Back in 2018, President Donald Trump pulled the US out of the UN Human Rights Council, citing its disproportionate focus on Israel—the country the UN loves to hate, as well as the disturbing number of bloodthirsty dictatorships among its members (including Pakistan, Cuba, Saudi Arabia, China, Indonesia, Venezuela, and Russia) and the fact that the agency would not adopt any of the reforms demanded by the US.
The US has already boycotted the UNHRC under the GW. Bush administration, because of those repressive member states that had the audacity to lecture the US and Israel on human rights. But then, when President Obama came to power, he reversed the Bush White House position and “reengaged” in the UNHRC.
On Monday, according to an Associated Press report, Secretary of State Antony Blinken and a senior US diplomat in Geneva are planning to announce a return to the UNHRC, as an observer, for now, eventually asking to be elected as a full member.

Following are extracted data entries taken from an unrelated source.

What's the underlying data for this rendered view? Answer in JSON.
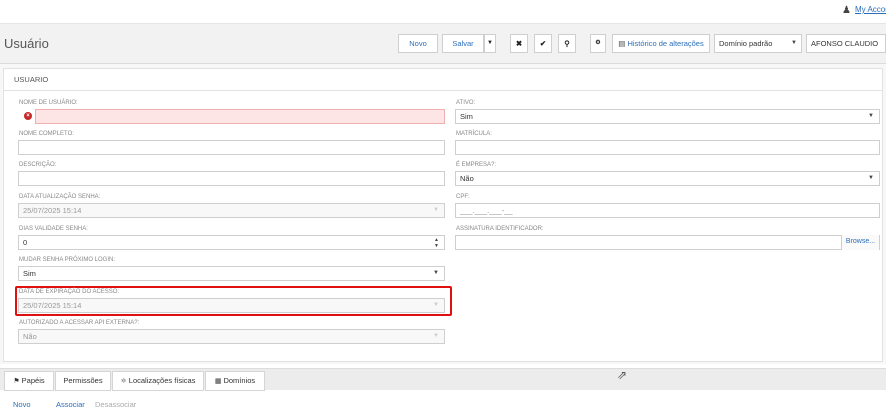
{
  "top": {
    "account_link": "My Account"
  },
  "header": {
    "title": "Usuário",
    "novo": "Novo",
    "salvar": "Salvar",
    "historico": "Histórico de alterações",
    "dominio": "Domínio padrão",
    "org": "AFONSO CLAUDIO"
  },
  "form": {
    "section": "USUARIO",
    "nome_usuario": {
      "label": "NOME DE USUÁRIO:",
      "value": ""
    },
    "nome_completo": {
      "label": "NOME COMPLETO:",
      "value": ""
    },
    "descricao": {
      "label": "DESCRIÇÃO:",
      "value": ""
    },
    "data_atualizacao": {
      "label": "DATA ATUALIZAÇÃO SENHA:",
      "value": "25/07/2025 15:14"
    },
    "dias_validade": {
      "label": "DIAS VALIDADE SENHA:",
      "value": "0"
    },
    "mudar_senha": {
      "label": "MUDAR SENHA PRÓXIMO LOGIN:",
      "value": "Sim"
    },
    "data_expiracao": {
      "label": "DATA DE EXPIRAÇÃO DO ACESSO:",
      "value": "25/07/2025 15:14"
    },
    "autorizado_api": {
      "label": "AUTORIZADO A ACESSAR API EXTERNA?:",
      "value": "Não"
    },
    "ativo": {
      "label": "ATIVO:",
      "value": "Sim"
    },
    "matricula": {
      "label": "MATRÍCULA:",
      "value": ""
    },
    "empresa": {
      "label": "É EMPRESA?:",
      "value": "Não"
    },
    "cpf": {
      "label": "CPF:",
      "value": "___.___.___-__"
    },
    "assinatura": {
      "label": "ASSINATURA IDENTIFICADOR:",
      "browse": "Browse..."
    }
  },
  "tabs": [
    "Papéis",
    "Permissões",
    "Localizações físicas",
    "Domínios"
  ],
  "actions": {
    "novo": "Novo",
    "associar": "Associar",
    "desassociar": "Desassociar"
  }
}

The United Nations Human Rights Council (UNHRC) was established by the UN General Assembly in 2006 to replace the UN Commission on Human Rights (UNCHR) that had been criticized for—you guessed it—letting countries with appalling records on human rights to become members. But the pattern of countries with burgeoning gulags condemning the only state in the Middle East without concentration camps and mass executions continues.

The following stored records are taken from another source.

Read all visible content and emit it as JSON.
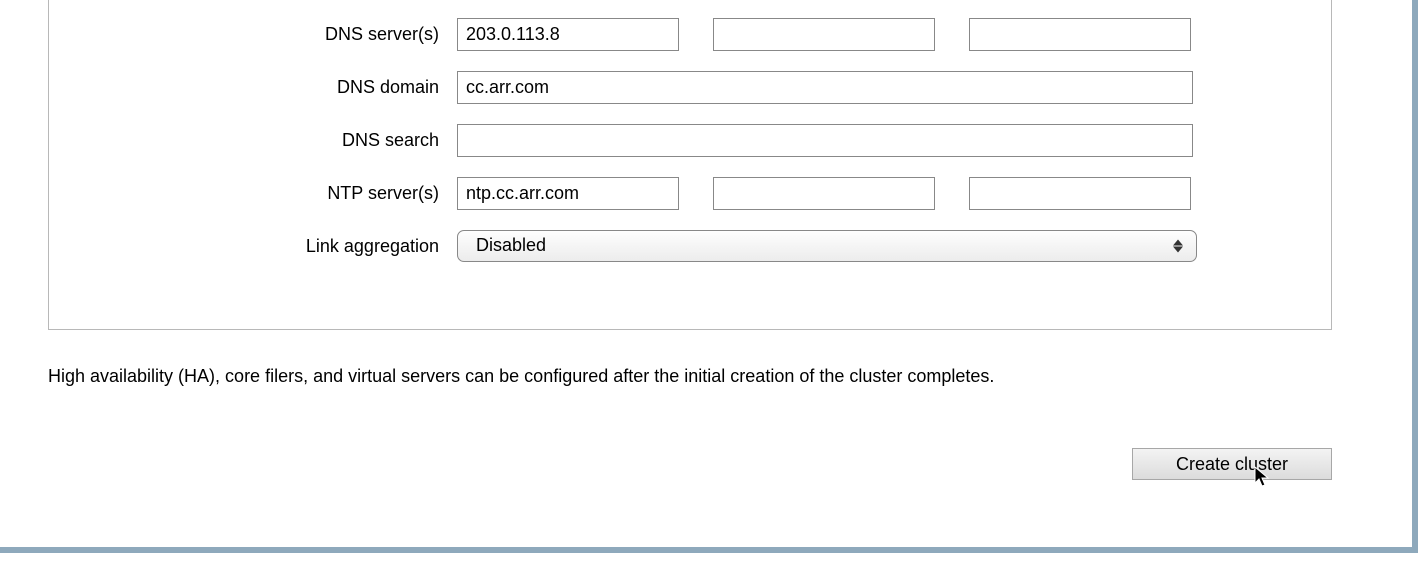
{
  "form": {
    "dns_servers": {
      "label": "DNS server(s)",
      "values": [
        "203.0.113.8",
        "",
        ""
      ]
    },
    "dns_domain": {
      "label": "DNS domain",
      "value": "cc.arr.com"
    },
    "dns_search": {
      "label": "DNS search",
      "value": ""
    },
    "ntp_servers": {
      "label": "NTP server(s)",
      "values": [
        "ntp.cc.arr.com",
        "",
        ""
      ]
    },
    "link_aggregation": {
      "label": "Link aggregation",
      "selected": "Disabled"
    }
  },
  "note": "High availability (HA), core filers, and virtual servers can be configured after the initial creation of the cluster completes.",
  "actions": {
    "create_cluster": "Create cluster"
  }
}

Last year, the UNHRC released a blacklist of more than 100 companies that it accuses of raising “particular human rights concerns” due to their location in Jewish communities in Judea and Samaria.
In 2019, Israel rejected the findings of a one-sided investigation by the so-called “Independent Commission of Inquiry on the Protests in the Occupied Palestinian Territory,” set up by the UNHRC. Prime Minister Benjamin Netanyahu responded to the findings by saying “the council is setting new records for hypocrisy and mendacity, out of an obsessive hatred of Israel, the only democracy in the Middle East. It is Hamas which fires missiles at Israeli citizens, throws explosive devices and carries out terrorist activity during the violent demonstrations along the fence.”

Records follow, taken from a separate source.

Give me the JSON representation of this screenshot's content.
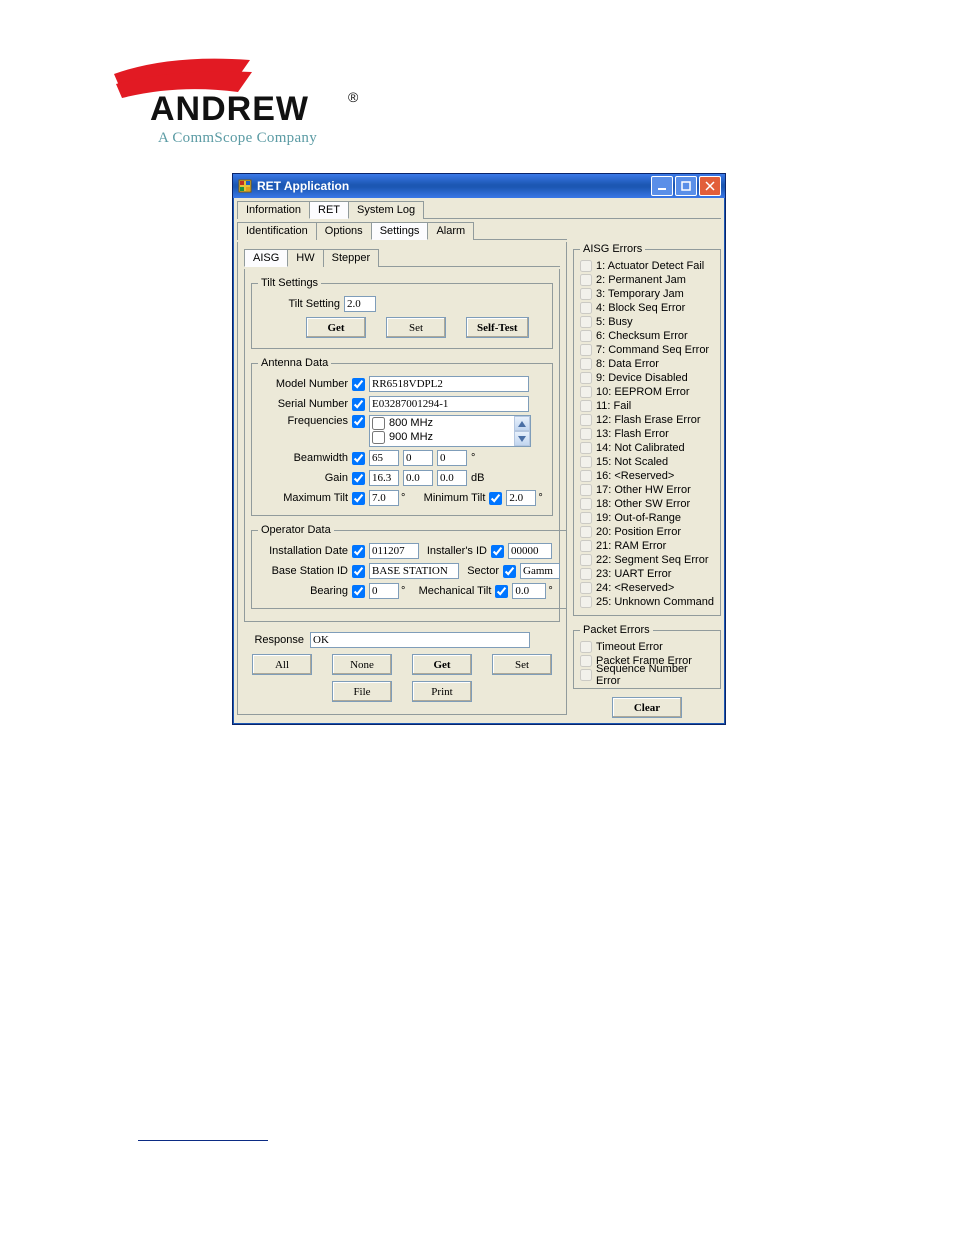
{
  "logo": {
    "main": "ANDREW",
    "reg": "®",
    "sub": "A CommScope Company"
  },
  "window": {
    "title": "RET Application"
  },
  "topTabs": [
    "Information",
    "RET",
    "System Log"
  ],
  "topTabActive": 1,
  "subTabs": [
    "Identification",
    "Options",
    "Settings",
    "Alarm"
  ],
  "subTabActive": 2,
  "innerTabs": [
    "AISG",
    "HW",
    "Stepper"
  ],
  "innerTabActive": 0,
  "tilt": {
    "legend": "Tilt Settings",
    "tiltSettingLabel": "Tilt Setting",
    "tiltSettingValue": "2.0",
    "get": "Get",
    "set": "Set",
    "selftest": "Self-Test"
  },
  "antenna": {
    "legend": "Antenna Data",
    "model": {
      "label": "Model Number",
      "value": "RR6518VDPL2"
    },
    "serial": {
      "label": "Serial Number",
      "value": "E03287001294-1"
    },
    "freq": {
      "label": "Frequencies",
      "opts": [
        "800 MHz",
        "900 MHz"
      ]
    },
    "beam": {
      "label": "Beamwidth",
      "v": [
        "65",
        "0",
        "0"
      ],
      "unit": "°"
    },
    "gain": {
      "label": "Gain",
      "v": [
        "16.3",
        "0.0",
        "0.0"
      ],
      "unit": "dB"
    },
    "maxtilt": {
      "label": "Maximum Tilt",
      "value": "7.0"
    },
    "mintilt": {
      "label": "Minimum Tilt",
      "value": "2.0"
    }
  },
  "operator": {
    "legend": "Operator Data",
    "instdate": {
      "label": "Installation Date",
      "value": "011207"
    },
    "instid": {
      "label": "Installer's ID",
      "value": "00000"
    },
    "bsid": {
      "label": "Base Station ID",
      "value": "BASE STATION"
    },
    "sector": {
      "label": "Sector",
      "value": "Gamm"
    },
    "bearing": {
      "label": "Bearing",
      "value": "0"
    },
    "mtilt": {
      "label": "Mechanical Tilt",
      "value": "0.0"
    }
  },
  "response": {
    "label": "Response",
    "value": "OK"
  },
  "midButtons": {
    "all": "All",
    "none": "None",
    "get": "Get",
    "set": "Set"
  },
  "lowButtons": {
    "file": "File",
    "print": "Print"
  },
  "aisgErrors": {
    "title": "AISG Errors",
    "items": [
      "1: Actuator Detect Fail",
      "2: Permanent Jam",
      "3: Temporary Jam",
      "4: Block Seq Error",
      "5: Busy",
      "6: Checksum Error",
      "7: Command Seq Error",
      "8: Data Error",
      "9: Device Disabled",
      "10: EEPROM Error",
      "11: Fail",
      "12: Flash Erase Error",
      "13: Flash Error",
      "14: Not Calibrated",
      "15: Not Scaled",
      "16: <Reserved>",
      "17: Other HW Error",
      "18: Other SW Error",
      "19: Out-of-Range",
      "20: Position Error",
      "21: RAM Error",
      "22: Segment Seq Error",
      "23: UART Error",
      "24: <Reserved>",
      "25: Unknown Command"
    ]
  },
  "packetErrors": {
    "title": "Packet Errors",
    "items": [
      "Timeout Error",
      "Packet Frame Error",
      "Sequence Number Error"
    ]
  },
  "clear": "Clear"
}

Also in 2019, in one day, the UNHRC adopted five anti-Israel resolutions. It condemned Israel for “abuses” on the Golan Heights (next door to Syria, which literally gasses its citizens from the air); alleged Israeli violations in the “Palestinian” territories – a regular feature on the agency’s menu; and Israel’s building settlements in Judea and Samaria. There was a fourth resolution, calling for the right of “Palestinian” self-determination; and a resolution condemning Israel for defending itself against violent protests on its southern border with Gaza.
According to the human rights NGO UN Watch, “every year, the General Assembly adopts some 20 resolutions against Israel and only 5 or 6 against the rest of the world combined, with one each on Iran, Syria and North Korea. The General Assembly adopts zero resolutions on systematic abusers like Cuba, China, and Saudi Arabia.”
And now the US, too, can join in. The AP cited a senior US official who said the Biden administration still wants the UNHRC to reform itself but believes that the best way to promote reform is to “engage with it in a principled fashion.” Yes, they really said it. The same official told the AP that the UNHRC can be “an important forum for those fighting tyranny and injustice around the world” and the US intends to “ensure it can live up to that potential.”
The UNHRC consists of 47 members, elected yearly by the General Assembly for staggered three-year terms. Members are selected using the United Nations’ regional grouping system, which goes:
- 13 for the African Group
- 13 for the Asia-Pacific Group
- 6 for the Eastern European Group
- 8 for the Latin American and Caribbean Group
- 7 for the Western European and Others Group
And, just so you’ll know, the latest member countries, serving three-year staggered terms in 2019 to 2023 include Bangladesh, Somalia, Eritrea, Libya, Indonesia, Venezuela, Pakistan, China, and Russia. Fun.